Thursday, 21 January 2016


Two more suggestions from friends and followers of our Peter Cushing Appreciation Society Facebook Fan Page  

GUY HENRY: An English stage and screen actor, with roles in Rome and John Adams. He appeared in Harry Potter and the Deathly Hallows – Part 1 and Part 2 and, more recently, the hospital drama Holby City as the Chief Executive Officer, Mr Henrik Hanssen. In 1987, Henry appeared in the episode 'Rumpole and the Official Secret' from Season 4 of Rumpole of the Bailey.

In the early 1990s, he played the acerbic, demonic Dr Walpurgis in The Vault of Horror, a BBC Halloween special. His make-up was provided by Hellraiser veteran Geoff Portass. Guy also introduced a few series of cult horror films in several BBC One Friday night horror seasons (with a name change to 'Dr. Terror'), with scripted introductions written by horror novelist and film historian Kim Newman. He appeared in the 1996 schools series Look and Read: Spywatch, the BBC's 1996 adaptation of Emma.

In 1998 he made one appearance in the medical soap opera Peak Practice and in two episodes of The Grand. His film credits include appearances in Another Country with Rupert Everett, later in Stephen Fry's 2003 film Bright Young Things (appearing in the poster for it, top left) as Archie, in V for Vendetta as Conrad Heyer, in Starter for 10 as a university professor, in Expresso and as Pius Thicknesse in Harry Potter and the Deathly Hallows – Part 1 and Part 2. In 2014 he appeared in the critically acclaimed short film Done In.

Paul Benjamin "Ben" Mendelsohn (born 3 April 1969): An Australian actor, known for his work in the films Animal Kingdom, The Dark Knight Rises, Killing Them Softly, The Place Beyond the Pines, Starred Up, Exodus: Gods and Kings, and Lost River. Mendelsohn currently stars in the Netflix series Bloodline, for which he received a Primetime Emmy Award and Golden Globe nomination.

After several early television roles, including The Henderson Kids, he attracted notice in his breakout film, The Year My Voice Broke (1987), winning him the Australian Film Institute Award for Best Supporting Actor. His next major role was in The Big Steal (1990), and Spotswood (1992) co-starring with Anthony Hopkins; this was followed in 1996 by Cosi and Idiot Box. In 2000 he was in two contrasting films, the Australian Mullet and the Hollywood Vertical Limit. In 2005, he was preparing to play Mark Antony in the Sydney Theatre Company-produced Julius Caesar, and he was in the Terrence Malick-directed film The New World

In 2007, Mendelsohn starred in the third season of the TV series Love My Way and in 2008, he appeared in Baz Luhrmann's Australia and filmed the 10-part Melbourne series Tangle, which premiered on Showcase in 2009. In 2009, he appeared in the American science fiction film Knowing directed by Alex Proyas. The same year, Mendelsohn starred as Ned in Beautiful Kate, directed by Rachel Ward, opposite Bryan Brown and Rachel Griffiths.

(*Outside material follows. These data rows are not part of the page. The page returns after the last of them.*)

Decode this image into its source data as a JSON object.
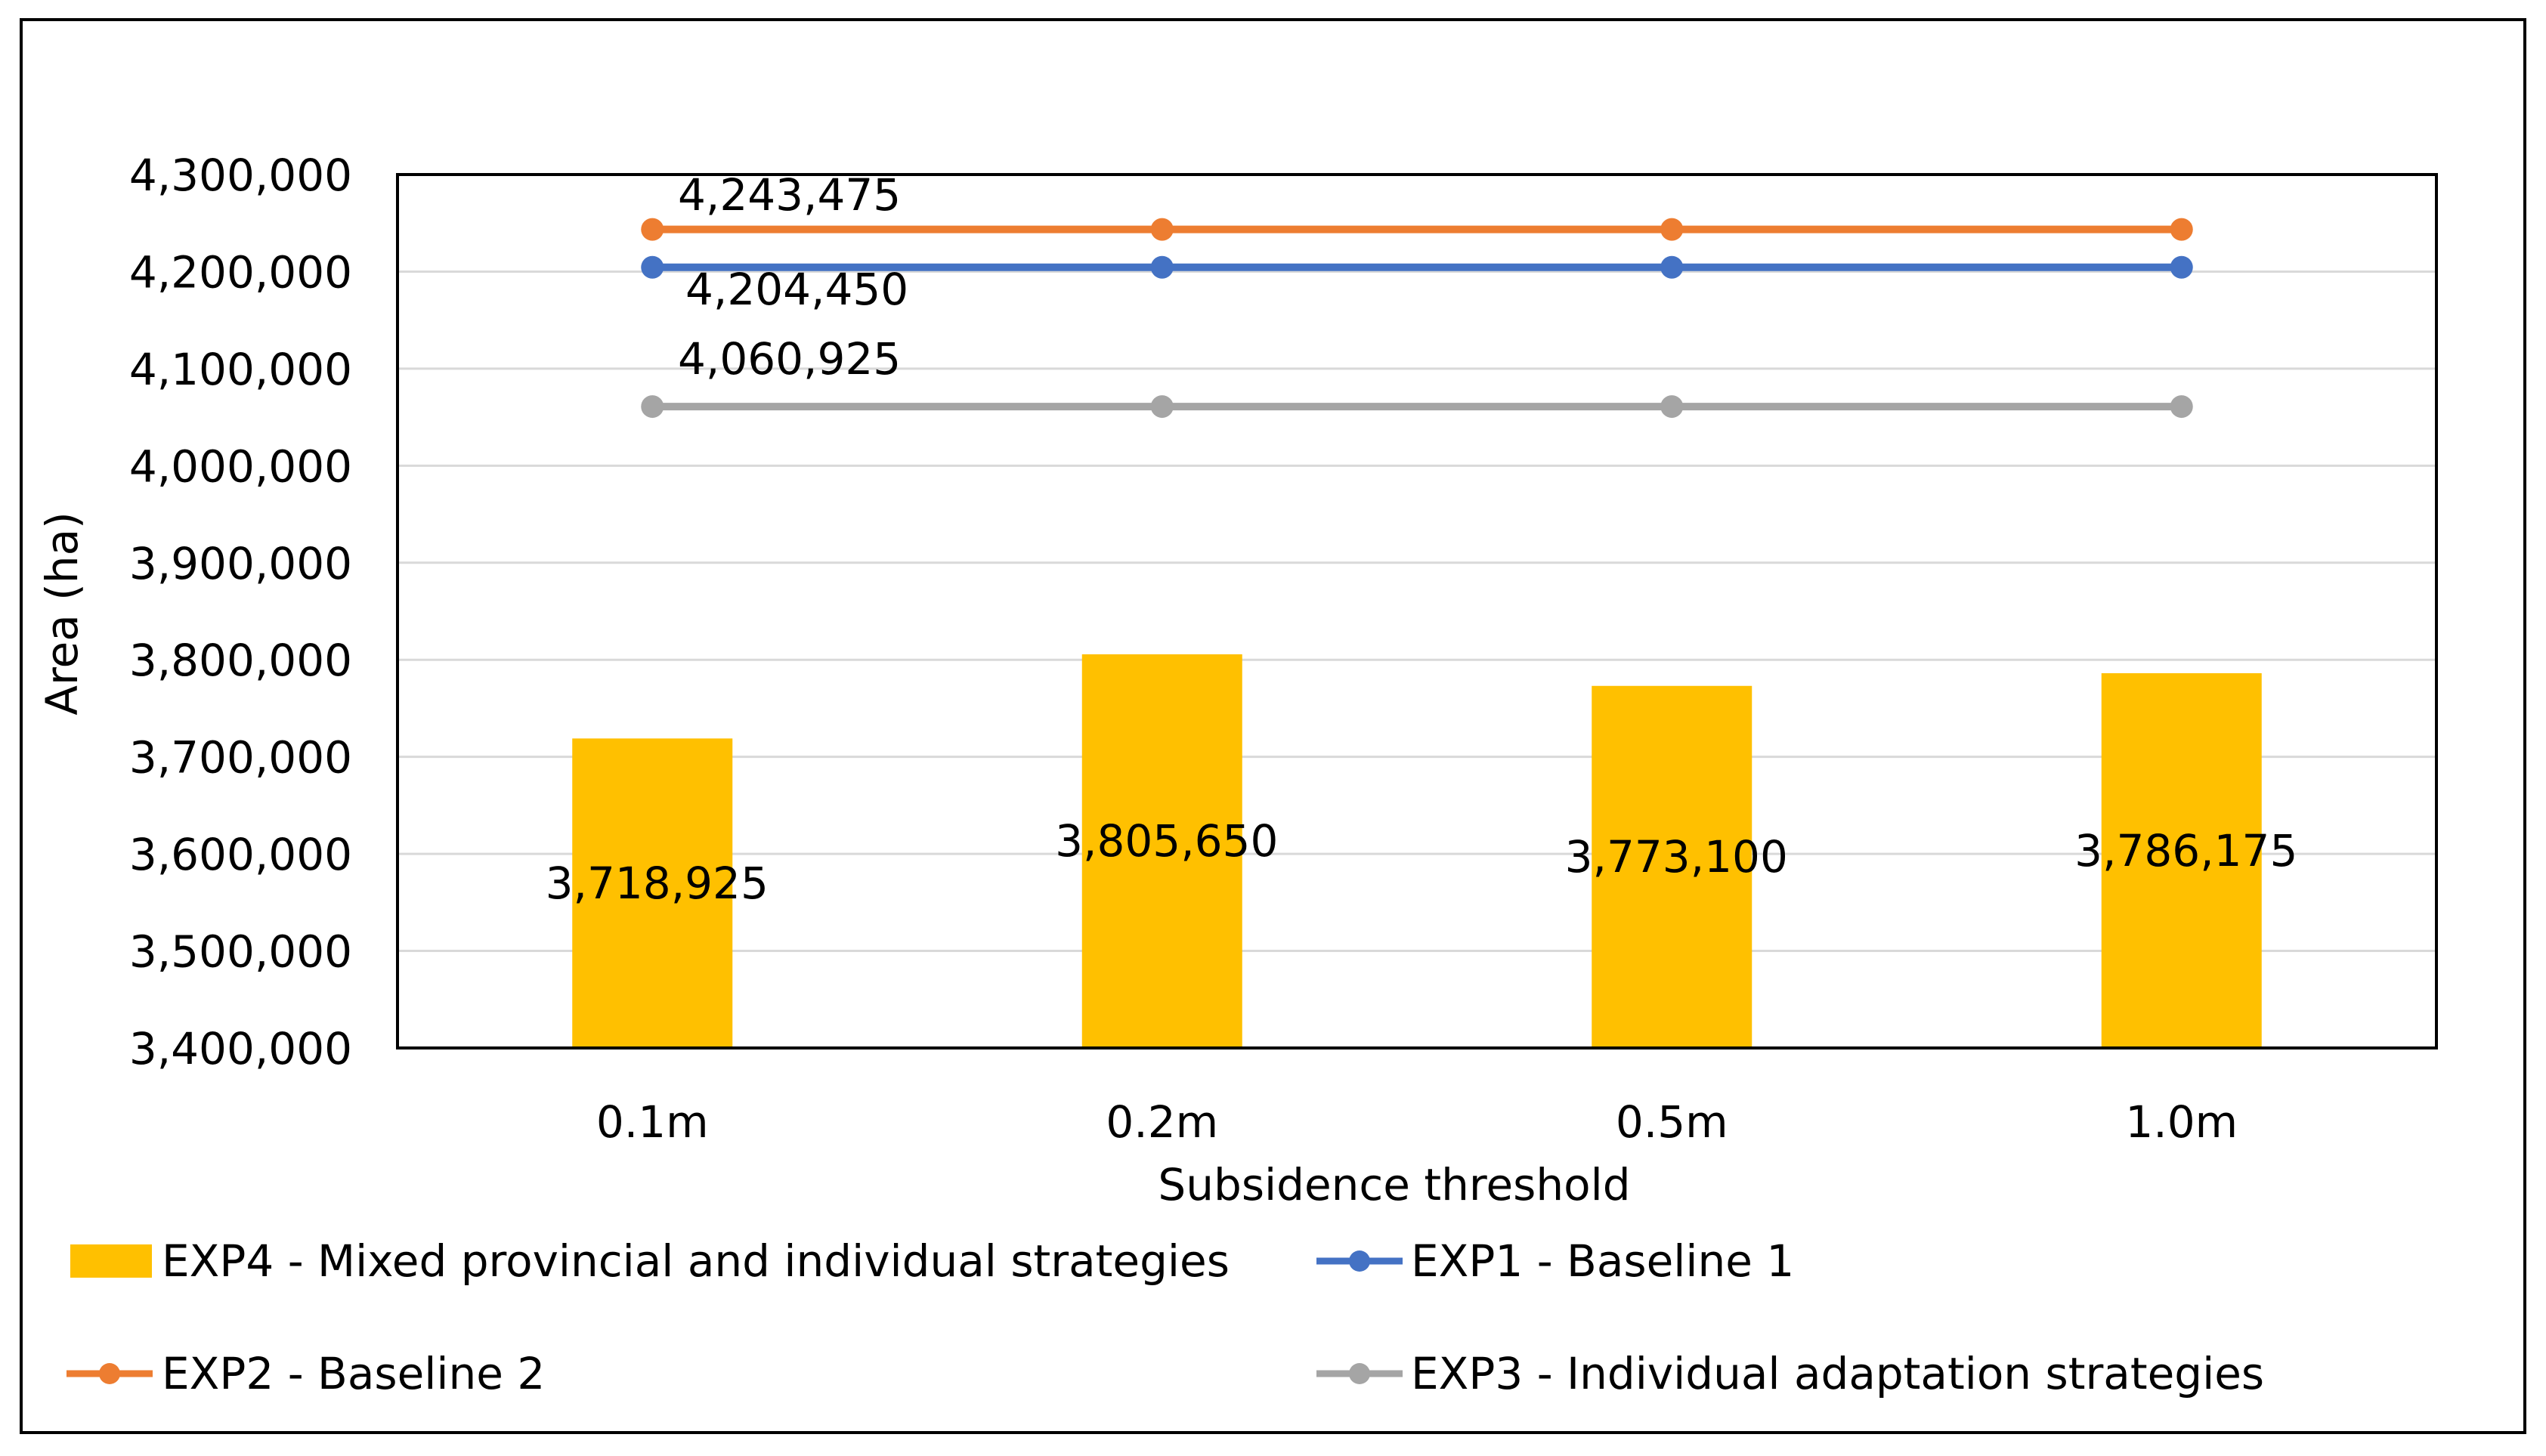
{
  "chart_data": {
    "type": "bar",
    "title": "",
    "xlabel": "Subsidence threshold",
    "ylabel": "Area (ha)",
    "ylim": [
      3400000,
      4300000
    ],
    "y_ticks": [
      3400000,
      3500000,
      3600000,
      3700000,
      3800000,
      3900000,
      4000000,
      4100000,
      4200000,
      4300000
    ],
    "y_tick_labels": [
      "3,400,000",
      "3,500,000",
      "3,600,000",
      "3,700,000",
      "3,800,000",
      "3,900,000",
      "4,000,000",
      "4,100,000",
      "4,200,000",
      "4,300,000"
    ],
    "categories": [
      "0.1m",
      "0.2m",
      "0.5m",
      "1.0m"
    ],
    "grid": true,
    "legend_position": "bottom",
    "series": [
      {
        "name": "EXP4 - Mixed provincial and individual strategies",
        "type": "bar",
        "color": "#FFC000",
        "values": [
          3718925,
          3805650,
          3773100,
          3786175
        ],
        "data_labels": [
          "3,718,925",
          "3,805,650",
          "3,773,100",
          "3,786,175"
        ]
      },
      {
        "name": "EXP1 - Baseline 1",
        "type": "line",
        "color": "#4472C4",
        "values": [
          4204450,
          4204450,
          4204450,
          4204450
        ],
        "data_label": "4,204,450"
      },
      {
        "name": "EXP2 - Baseline 2",
        "type": "line",
        "color": "#ED7D31",
        "values": [
          4243475,
          4243475,
          4243475,
          4243475
        ],
        "data_label": "4,243,475"
      },
      {
        "name": "EXP3 - Individual adaptation strategies",
        "type": "line",
        "color": "#A5A5A5",
        "values": [
          4060925,
          4060925,
          4060925,
          4060925
        ],
        "data_label": "4,060,925"
      }
    ]
  }
}
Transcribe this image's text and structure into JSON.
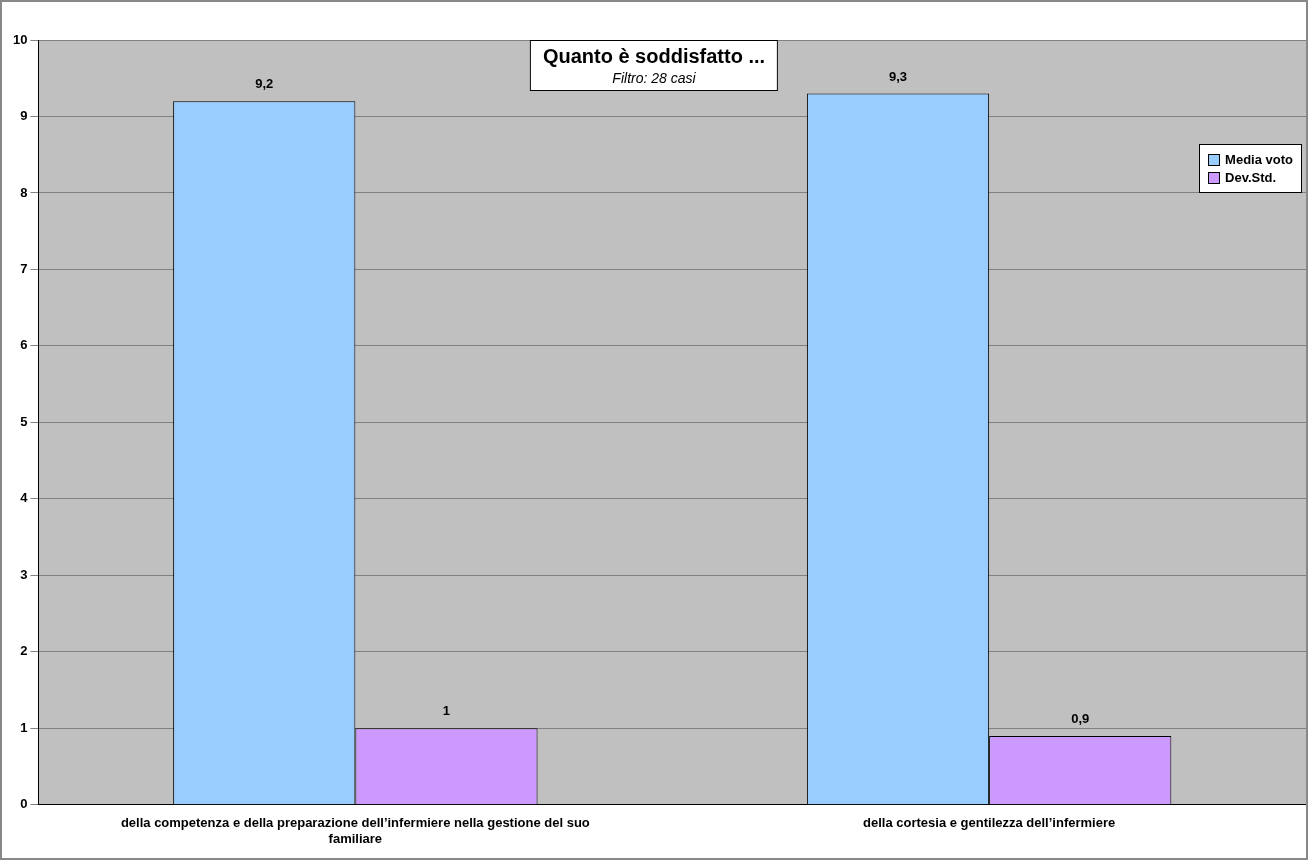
{
  "chart_data": {
    "type": "bar",
    "title": "Quanto è soddisfatto ...",
    "subtitle": "Filtro: 28 casi",
    "categories": [
      "della competenza e della preparazione dell’infermiere nella gestione del suo familiare",
      "della cortesia e gentilezza dell’infermiere"
    ],
    "series": [
      {
        "name": "Media voto",
        "color": "#99ccff",
        "values": [
          9.2,
          9.3
        ],
        "value_labels": [
          "9,2",
          "9,3"
        ]
      },
      {
        "name": "Dev.Std.",
        "color": "#cc99ff",
        "values": [
          1,
          0.9
        ],
        "value_labels": [
          "1",
          "0,9"
        ]
      }
    ],
    "ylim": [
      0,
      10
    ],
    "yticks": [
      0,
      1,
      2,
      3,
      4,
      5,
      6,
      7,
      8,
      9,
      10
    ],
    "grid": "y",
    "legend": "top right"
  }
}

In 2010, he appeared in Animal Kingdom, starring in the film as Andrew 'Pope' Cody, a criminal on the run from the law living in the notorious Melbourne Underworld. This role won him many awards including IF Award's Best Actor and the AFI's award for Best Actor in a Leading Role. He was also named GQ Australia's Actor of the Year for 2010.

He was selected as one of the entrants to the Who's Who in Australia 2012 edition. In 2012, Mendelsohn played the supporting role of John Daggett in Christopher Nolan's The Dark Knight Rises.

In 2012, he appeared in Florence + the Machine's music video for "Lover to Lover". The video was directed by Vincent Haycock. In 2013, he guest starred in the TV series Girls as the father of Jessa, played by Jemima Kirke. In 2014, Mendelsohn joined the cast of Bloodline, a Netflix original from the creators of Damages. The first season premiered on the site on 20 March 2015 and was well received. Mendelsohn's performance on the series has been critically lauded, with IGN reviewer Matt Fowler saying in his review of the first season "Everyone on the show shines...but it's Mendelsohn's lanky, damaged, bitter Danny Rayburn that truly drives the show into harrowing places. Spectacular work that I hope gets recognized come awards season."